Bridgett scowled at the sarcastic note in his low tone. “It is.” She crossed her arms beneath her breasts defiantly.

Chase kept his eyes on hers. “If you say so.” He inclined his head indifferently.

The fire in Bridgett’s eyes sparked all the hotter. “Don’t belittle what I do for a living, Chase.”

“Why not?” Chase pushed away from the closed door and stood straight, legs braced apart, once again. “You certainly belittle what I do,” he reminded her as he narrowed the distance between them to just a few inches.

Bridgett straightened, too. “That’s because your magazine—”

“Modern Man,” Chase helpfully supplied the publication’s name, in case she’d forgotten.

“—does nothing but teach guys how to get what they want from women!”
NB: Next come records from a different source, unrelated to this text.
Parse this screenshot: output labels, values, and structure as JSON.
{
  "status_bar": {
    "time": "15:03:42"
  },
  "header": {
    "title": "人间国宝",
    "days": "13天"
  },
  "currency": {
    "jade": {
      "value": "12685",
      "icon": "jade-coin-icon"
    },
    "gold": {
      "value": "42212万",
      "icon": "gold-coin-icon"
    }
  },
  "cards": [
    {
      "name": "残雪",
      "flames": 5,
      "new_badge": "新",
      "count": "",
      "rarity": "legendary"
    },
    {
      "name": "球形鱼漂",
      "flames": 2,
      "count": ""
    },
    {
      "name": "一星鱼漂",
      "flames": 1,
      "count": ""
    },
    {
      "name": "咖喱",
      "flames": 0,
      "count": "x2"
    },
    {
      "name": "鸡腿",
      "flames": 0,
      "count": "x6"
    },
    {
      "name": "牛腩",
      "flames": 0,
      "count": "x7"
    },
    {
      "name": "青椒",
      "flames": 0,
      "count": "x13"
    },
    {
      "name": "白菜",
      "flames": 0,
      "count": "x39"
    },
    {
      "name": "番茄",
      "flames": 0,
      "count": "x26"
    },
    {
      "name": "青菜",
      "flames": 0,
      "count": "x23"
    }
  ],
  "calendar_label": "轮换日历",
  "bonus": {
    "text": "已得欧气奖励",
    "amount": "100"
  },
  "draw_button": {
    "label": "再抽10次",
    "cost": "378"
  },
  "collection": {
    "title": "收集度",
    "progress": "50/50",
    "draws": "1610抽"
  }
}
“What’s wrong with that?” Chase demanded. Clueless for as long as he could remember about what women really wanted or needed in this life, he had started his magazine as a way of collecting data from other men, about what worked and what didn’t with the women in their lives. As far as Chase was concerned, he was providing a public service, making both men and women a little happier, while doing his part to tamp down the battle of the sexes and reduce the number of unhappy relationships overall.
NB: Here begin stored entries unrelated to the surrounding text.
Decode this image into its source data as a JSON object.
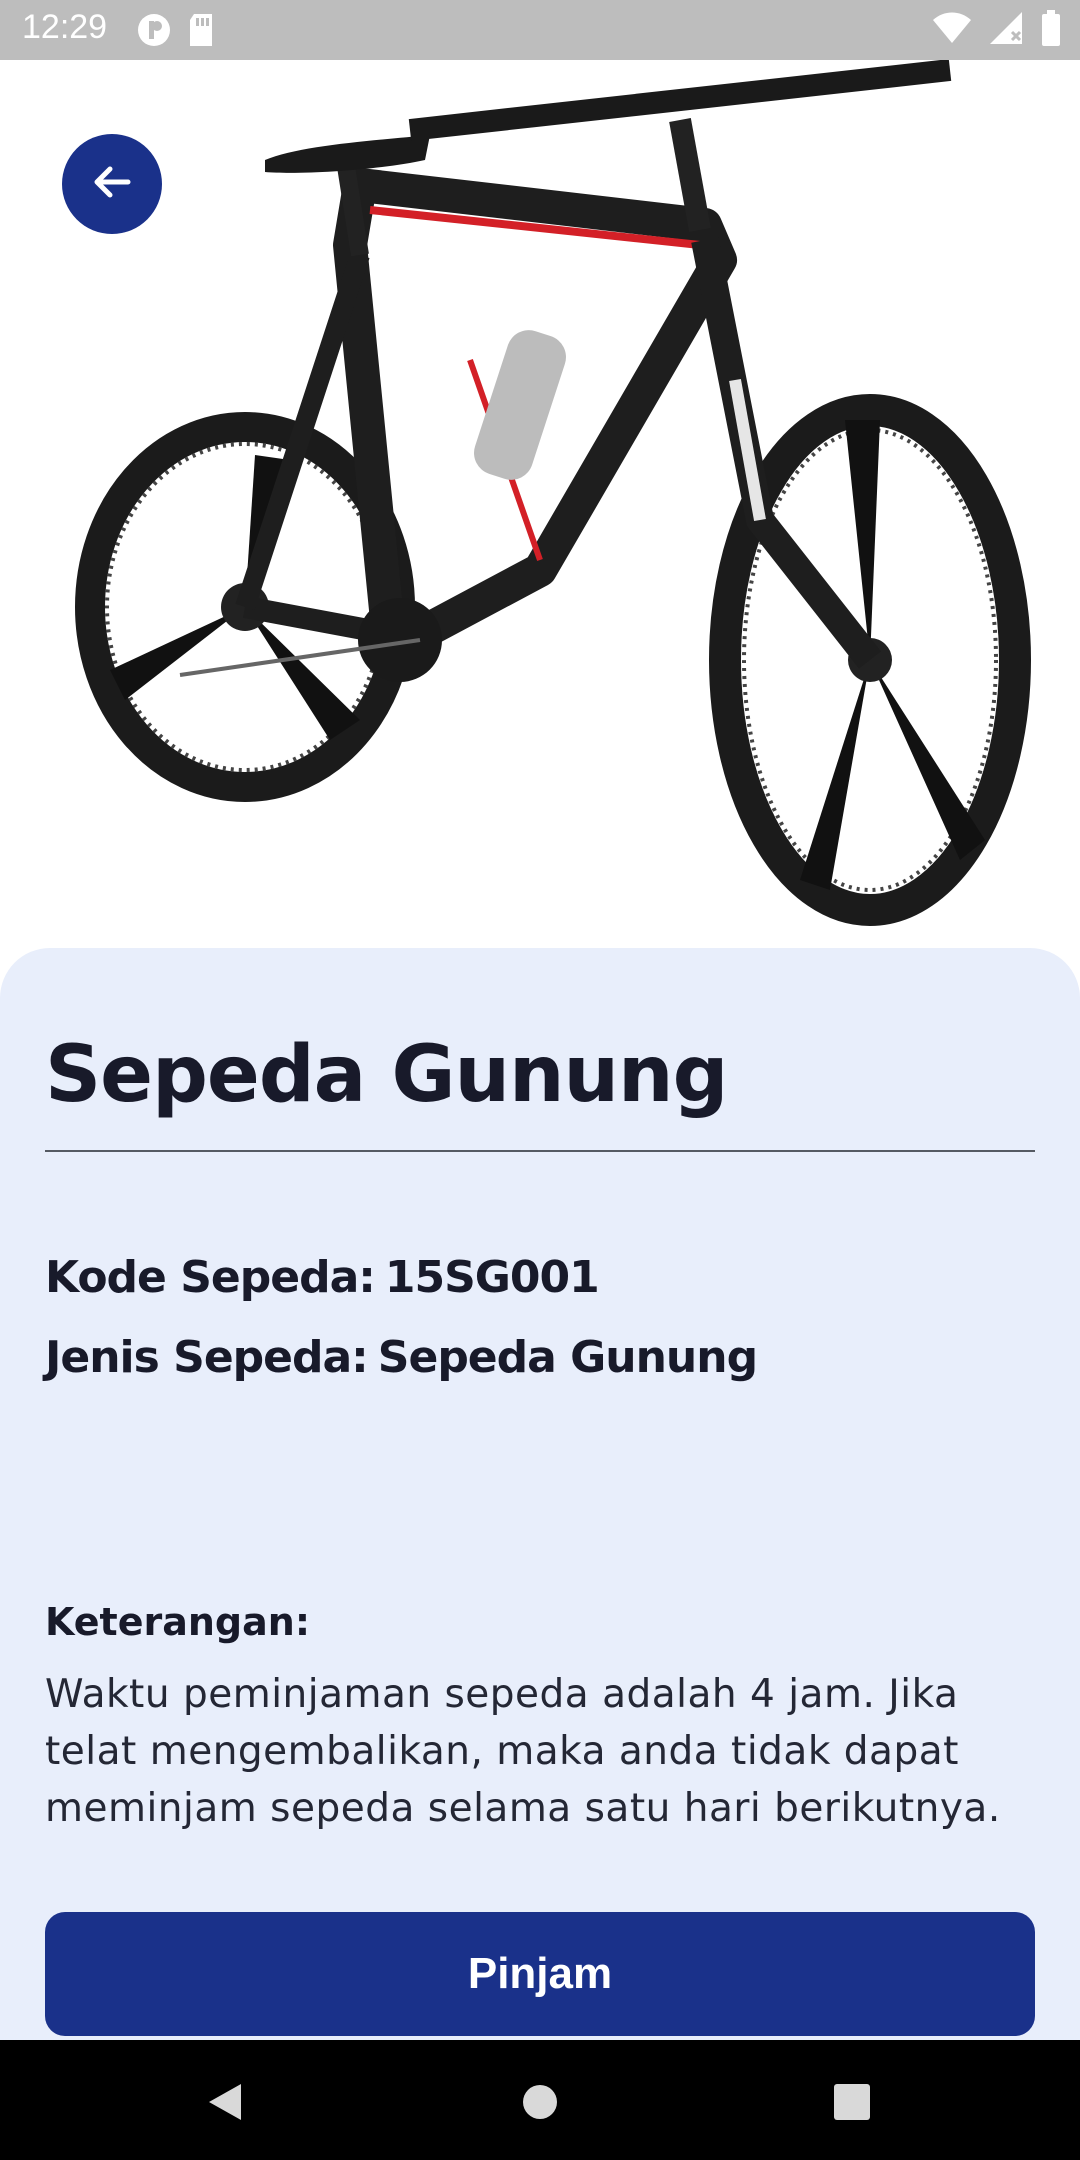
{
  "status_bar": {
    "time": "12:29",
    "left_icons": [
      "notification-icon",
      "sd-card-icon"
    ],
    "right_icons": [
      "wifi-icon",
      "signal-icon",
      "battery-icon"
    ]
  },
  "hero": {
    "image_description_icon": "bicycle-image",
    "back_icon": "arrow-left-icon"
  },
  "details": {
    "title": "Sepeda Gunung",
    "code_label": "Kode Sepeda:",
    "code_value": "15SG001",
    "type_label": "Jenis Sepeda:",
    "type_value": "Sepeda Gunung",
    "note_label": "Keterangan:",
    "note_text": "Waktu peminjaman sepeda adalah 4 jam. Jika telat mengembalikan, maka anda tidak dapat meminjam sepeda selama satu hari berikutnya.",
    "button_label": "Pinjam"
  },
  "nav_bar": {
    "icons": [
      "back-triangle-icon",
      "home-circle-icon",
      "recents-square-icon"
    ]
  },
  "colors": {
    "accent": "#1a318a",
    "sheet_background": "#e8eefb",
    "status_bar": "#bdbdbd",
    "text_dark": "#181a2a"
  }
}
“I’ll tell you what’s wrong with that.” Bridgett planted her hands on her hips. “It makes guys think that women are ‘a problem to be handled’ and that there is something fundamentally wrong with marriage.”

“There is something fundamentally wrong with marriage,” Chase shot back flatly, not about to sugarcoat his opinion on the subject on her account. “Or hadn’t you noticed the soaring divorce rate in this country?”

Bridgett released a long slow breath. She looked as if she was fighting for patience. “Lately the divorce rate has actually been going down. No thanks to you!”

Chase brought his brows together in consternation. “You don’t know that,” he argued back. He was tired of taking the blame for things that were way beyond his control. “Maybe I’m the one to credit for that.” He knew for a fact, from reader mail, that there were a lot of guys who had really appreciated his series on how to get their women not to just tolerate, but love the sports they followed. The same went for his series on cooking in, instead of eating out.

Bridgett rolled her eyes. She stared at him, making no effort to hide her exasperation. “And how do you figure that?” she asked drolly.

“Because,” Chase said, thinking how much he had always enjoyed a spirited argument with Bridgett and how much he had missed having them with her since she’d been away, “I also run articles that convince guys not to get married when they’re not ready.”

Bridgett’s eyes turned even stormier. And worse, looked hurt. “Exactly.”

Too late Chase realized he had hit a real sore point with Bridgett. The fact that her own parents had never married, even when Theresa Owens had gotten pregnant. “I’m sorry,” he said swiftly, seriously. “I know your, uh—”

“Illegitimacy?” she provided when he seemed unable to blurt it out.

“—is a real sticking point with you,” Chase continued, with some difficulty. It was, he knew, probably the biggest hurt of her childhood, though she rarely talked about it.

Bridgett waved him off, already done talking about it, and ready to move on. “I just think you’re doing a disservice to men with that whole marriage-isn’t-really-all-that-necessary attitude you and your magazine perpetuate.”

“Yeah, well, I think I’m helping my readers,” Chase said stubbornly. He was making them see that marriage was a serious step. And if they weren’t serious about a lifetime commitment, or the women they were chasing weren’t serious about the same, marriage was not the path to take. He certainly didn’t want them to end up a public laughingstock, the way he had, when his bride had ditched him just days before they were to marry.

“Whatever.” Bridgett tugged the sleeves of her elegant silk-and-cotton cardigan down to cover her wrists. “It doesn’t matter to me.”

Like hell it didn’t, Chase thought, studying the wealth of emotion on her face.

“I’m late, anyway,” Bridgett continued.

“For what?” Chase asked curiously. And that was when he saw it. The big fat emerald ring.